Months passed. Bagel Friday became prime socialization time. Friendships were cemented by sneaking away from our desks. We brought our BlackBerrys and worked while gossiping, frothing milk for lattes, and waiting for our bagels to toast. We’d obsess over workplace minutiae that I couldn’t recall now even if you paid me. Up on the ninth floor, I ate lox for the first time. I became friendly with pumpernickel. I learned no one likes bran muffins

Bagel Friday was important. According to my Gchats, my coworkers and I chatted about bagels 38 times. Compare that to “Deepwater Horizon” (eight mentions), “swine flu” (nine), and “WikiLeaks” (14). Somehow we still got work done in between this:

“Is it bagel friday yet?”

“oh man one day until bagel friday”

“at least it’s bagel friday”

“what kind of bagel did u get”

“they charge me for bagel fridays bc i eat so many”

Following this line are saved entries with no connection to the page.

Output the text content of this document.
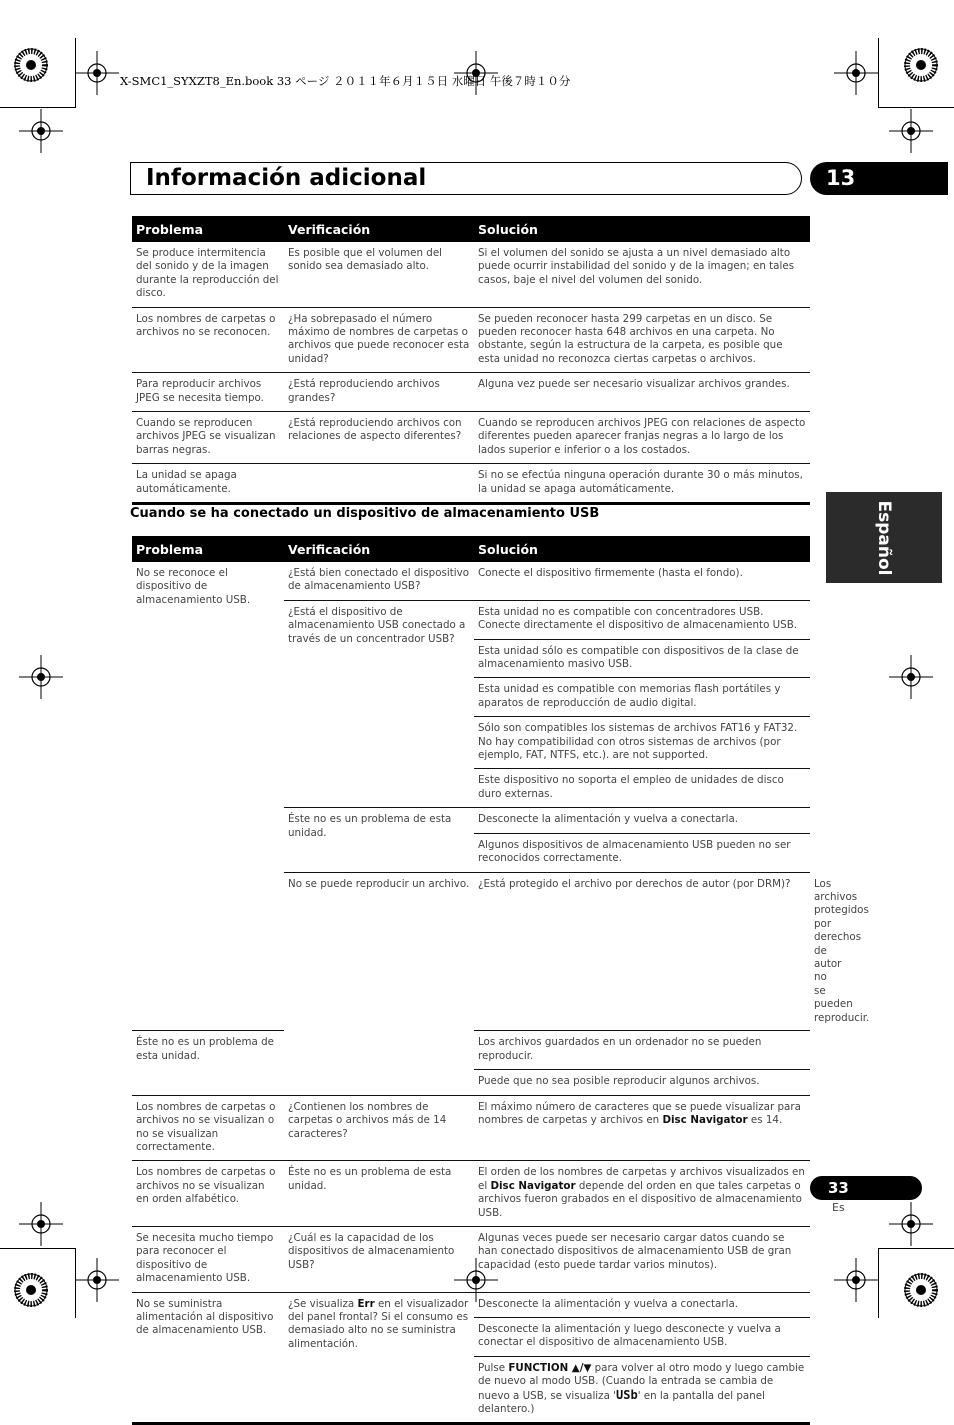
X-SMC1_SYXZT8_En.book 33 ページ ２０１１年６月１５日 水曜日 午後７時１０分
Información adicional	13
Español
Problema	Verificación	Solución
Se produce intermitencia del sonido y de la imagen durante la reproducción del disco.	Es posible que el volumen del sonido sea demasiado alto.	Si el volumen del sonido se ajusta a un nivel demasiado alto puede ocurrir instabilidad del sonido y de la imagen; en tales casos, baje el nivel del volumen del sonido.
Los nombres de carpetas o archivos no se reconocen.	¿Ha sobrepasado el número máximo de nombres de carpetas o archivos que puede reconocer esta unidad?	Se pueden reconocer hasta 299 carpetas en un disco. Se pueden reconocer hasta 648 archivos en una carpeta. No obstante, según la estructura de la carpeta, es posible que esta unidad no reconozca ciertas carpetas o archivos.
Para reproducir archivos JPEG se necesita tiempo.	¿Está reproduciendo archivos grandes?	Alguna vez puede ser necesario visualizar archivos grandes.
Cuando se reproducen archivos JPEG se visualizan barras negras.	¿Está reproduciendo archivos con relaciones de aspecto diferentes?	Cuando se reproducen archivos JPEG con relaciones de aspecto diferentes pueden aparecer franjas negras a lo largo de los lados superior e inferior o a los costados.
La unidad se apaga automáticamente.		Si no se efectúa ninguna operación durante 30 o más minutos, la unidad se apaga automáticamente.
Cuando se ha conectado un dispositivo de almacenamiento USB
Problema	Verificación	Solución	
No se reconoce el dispositivo de almacenamiento USB.	¿Está bien conectado el dispositivo de almacenamiento USB?	Conecte el dispositivo firmemente (hasta el fondo).	
	¿Está el dispositivo de almacenamiento USB conectado a través de un concentrador USB?	Esta unidad no es compatible con concentradores USB. Conecte directamente el dispositivo de almacenamiento USB.	
		Esta unidad sólo es compatible con dispositivos de la clase de almacenamiento masivo USB.	
		Esta unidad es compatible con memorias flash portátiles y aparatos de reproducción de audio digital.	
		Sólo son compatibles los sistemas de archivos FAT16 y FAT32. No hay compatibilidad con otros sistemas de archivos (por ejemplo, FAT, NTFS, etc.). are not supported.	
		Este dispositivo no soporta el empleo de unidades de disco duro externas.	
	Éste no es un problema de esta unidad.	Desconecte la alimentación y vuelva a conectarla.	
		Algunos dispositivos de almacenamiento USB pueden no ser reconocidos correctamente.	
	No se puede reproducir un archivo.	¿Está protegido el archivo por derechos de autor (por DRM)?	Los archivos protegidos por derechos de autor no se pueden reproducir.
Éste no es un problema de esta unidad.		Los archivos guardados en un ordenador no se pueden reproducir.	
		Puede que no sea posible reproducir algunos archivos.	
Los nombres de carpetas o archivos no se visualizan o no se visualizan correctamente.	¿Contienen los nombres de carpetas o archivos más de 14 caracteres?	El máximo número de caracteres que se puede visualizar para nombres de carpetas y archivos en Disc Navigator es 14.	
Los nombres de carpetas o archivos no se visualizan en orden alfabético.	Éste no es un problema de esta unidad.	El orden de los nombres de carpetas y archivos visualizados en el Disc Navigator depende del orden en que tales carpetas o archivos fueron grabados en el dispositivo de almacenamiento USB.	
Se necesita mucho tiempo para reconocer el dispositivo de almacenamiento USB.	¿Cuál es la capacidad de los dispositivos de almacenamiento USB?	Algunas veces puede ser necesario cargar datos cuando se han conectado dispositivos de almacenamiento USB de gran capacidad (esto puede tardar varios minutos).	
No se suministra alimentación al dispositivo de almacenamiento USB.	¿Se visualiza Err en el visualizador del panel frontal? Si el consumo es demasiado alto no se suministra alimentación.	Desconecte la alimentación y vuelva a conectarla.	
		Desconecte la alimentación y luego desconecte y vuelva a conectar el dispositivo de almacenamiento USB.	
		Pulse FUNCTION ▲/▼ para volver al otro modo y luego cambie de nuevo al modo USB. (Cuando la entrada se cambia de nuevo a USB, se visualiza 'USb' en la pantalla del panel delantero.)	
33
Es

Years passed. When the Daily Beast merged with Newsweek magazine, days crept into midnight magazine closes with Chinese food or pizza devoured at our desks, followed by post-work drinks. Fridays, rather than being a joyous, carb-filled occasion, were death. I couldn’t get to work at a decent hour, and when I did slink upstairs, bagel pickings were slim and stale, swiped by punctual newbies. There was no lox. Whatever, I thought. I’m not an intern anymore. I can afford my own bagels.

Eventually, each Bagel Friday rolled around like a grotesque reminder. Another week gone and I was still working there, stuck in a hyperloop of bitterness. Where was my youthful enthusiasm? My turbo metabolism? My everything-with-plain-cream-cheese love? 

That’s when I knew I had to leave. I pulled up my calendar to December 31, 2012, and wrote: “Must have new job by today.” Really inspirational stuff.

Well, ask and ye shall receive—massive layoffs. On December 5, 2012, I was fired. I love saying that for dramatic purposes. But in reality, the magazine was turning digital and I was one of many writers and editors let go. (I should note that our #lastprintissue spoke too soon, and Newsweek, that glorious immortal zombie, continues to publish good stuff with renewed vigor.)

One perk of layoffs is the company really fattens you up after the slaughter. Free food practically fell from the sky. We had weekly farewell toasts, though there is something uniquely crushing about bidding goodbye to colleagues around a conference table with champagne and cupcakes. You’re supposed to be celebrating, but I could only think that this group of silly, brilliant, inspiring souls will never be recreated, and nothing will ever be quite the same. So, of course, I started to love Bagel Friday again. What better sponge for last night’s booze than a crunchy, springy, circular life raft? 

My last day of work ended up being December 31, 2012, but my final digital record of Bagel Friday came weeks later. I was freelancing from home and Gchatted my former coworker, also newly unemployed: “It’s bagel friday! Incentive to go to office?” 

He never responded. 

Thanks for the bagels, Barry. They were delicious.